Crowding over the weekend into an expo center in this suburb west of Chicago, many wore boldly lettered T-shirts proclaiming “We Are Worth More” and “Raise Up For $15.”
“If we win $15, that would change my life,” said Cherri Delisline, 27, a single mother who earns $7.35 an hour after 10 years as a McDonald’s cashier in North Charleston, S.C. “I get paid so little money that it’s hard to make ends meet, and I’ve had to move back in with my mother.”
It was by far the largest gathering of fast-food workers, and it was largely underwritten by the Service Employees International Union, a powerhouse with 2 million members known for unionizing hospital workers, home care aides, and custodians.
Mary Kay Henry, the union’s president, said the SEIU has adopted the fast-food workers’ cause to lift low-wage workers and combat income inequality.
Henry said in her keynote speech that “a selfish few at the top are using their power to hold down wages, no matter how much that hurts families and communities across the country.”
She attacked the CEOs of McDonald’s and Yum Brands, which owns KFC, Taco Bell, and Pizza Hut, for receiving executive compensation of more than $10 million a year. They make more than twice as much in a day as many fast-food workers earn in a year.
Glenn Spencer, executive director of the US Chamber of Commerce Workforce Freedom Initiative, said the SEIU wasn’t pumping $15 million into the fast-food campaign merely out of beneficence.
“You don’t put that kind of money in just to have a sense of altruism,” he said. “You have a plan for how that transfers into new members.”

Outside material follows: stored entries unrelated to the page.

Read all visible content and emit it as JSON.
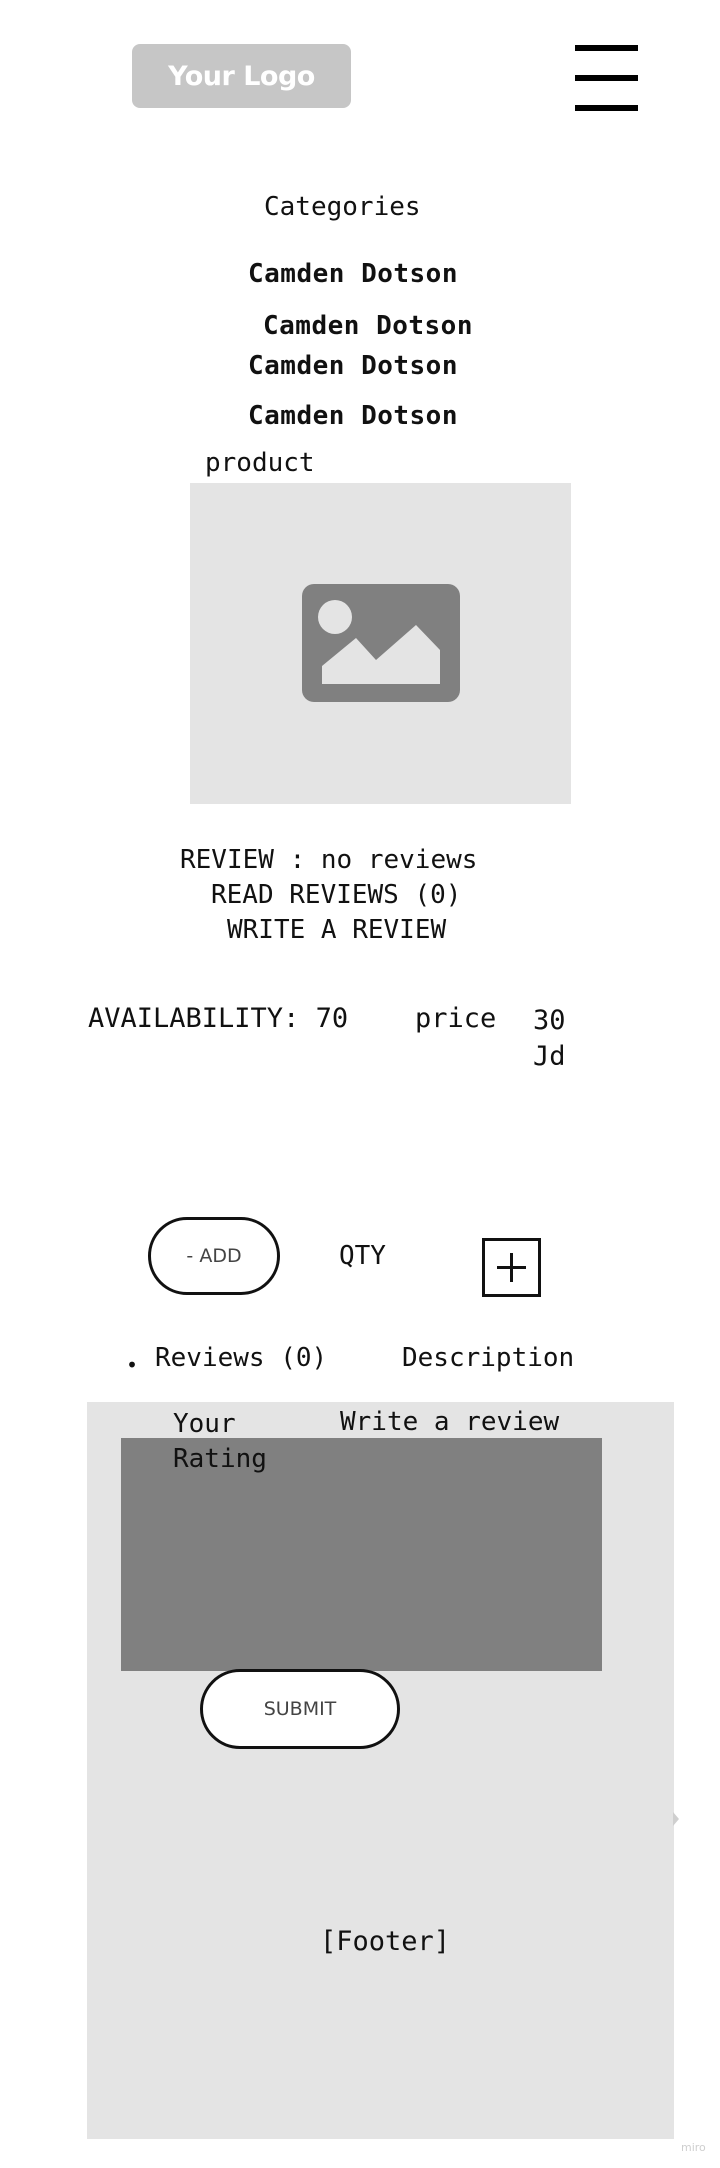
{
  "header": {
    "logo_text": "Your Logo",
    "menu_icon": "hamburger-menu-icon"
  },
  "categories": {
    "heading": "Categories",
    "items": [
      {
        "label": "Camden Dotson"
      },
      {
        "label": "Camden Dotson"
      },
      {
        "label": "Camden Dotson"
      },
      {
        "label": "Camden Dotson"
      }
    ]
  },
  "product": {
    "label": "product",
    "image_icon": "image-placeholder-icon",
    "review_status": "REVIEW : no reviews",
    "read_reviews": "READ REVIEWS (0)",
    "write_review": "WRITE A REVIEW",
    "availability": "AVAILABILITY: 70",
    "price_label": "price",
    "price_value": "30 Jd"
  },
  "purchase": {
    "add_label": "- ADD",
    "qty_label": "QTY",
    "plus_icon": "plus-icon"
  },
  "tabs": {
    "bullet": "•",
    "reviews": "Reviews (0)",
    "description": "Description"
  },
  "review_form": {
    "rating_label": "Your Rating",
    "write_label": "Write a review",
    "submit_label": "SUBMIT"
  },
  "footer": {
    "label": "[Footer]"
  },
  "watermark": "miro",
  "colors": {
    "logo_bg": "#c6c6c6",
    "placeholder_bg": "#e4e4e4",
    "textarea_bg": "#808080",
    "icon_gray": "#808080"
  }
}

The SEIU does hope to somehow unionize throngs of fast-food workers, but those efforts may prove difficult, given that most fast-food employees are scattered among thousands of different franchised restaurants. Moreover, the franchisees and fast-food chains are likely to mount a fierce battle against unionization.
The two-day convention, with 150 tables spread across the expo center’s floor, highlighted the campaign’s growth since November 2012, when 200 workers went on a one-day strike at 60 fast-food restaurants in New York. In the most recent strike, in mid-May, workers walked out at restaurants in 150 cities nationwide, with solidarity protests held in 30 countries. The focus increasingly includes unionizing; the movement’s motto has become “$15 and a union.”
“My sense is there’s been a recognition on the part of the SEIU that to get the labor movement out of the very deep rut it’s in, it’s going to take more than an individual local organizing drive — that this is a moment to do a large-scale, high-visibility effort to alter the climate for labor,” said Janice R. Fine, a professor of labor relations at Rutgers University. “They have taken a sector like fast food where the conditions are well known: low wages, part-time hours, irregular hours, often no benefits.”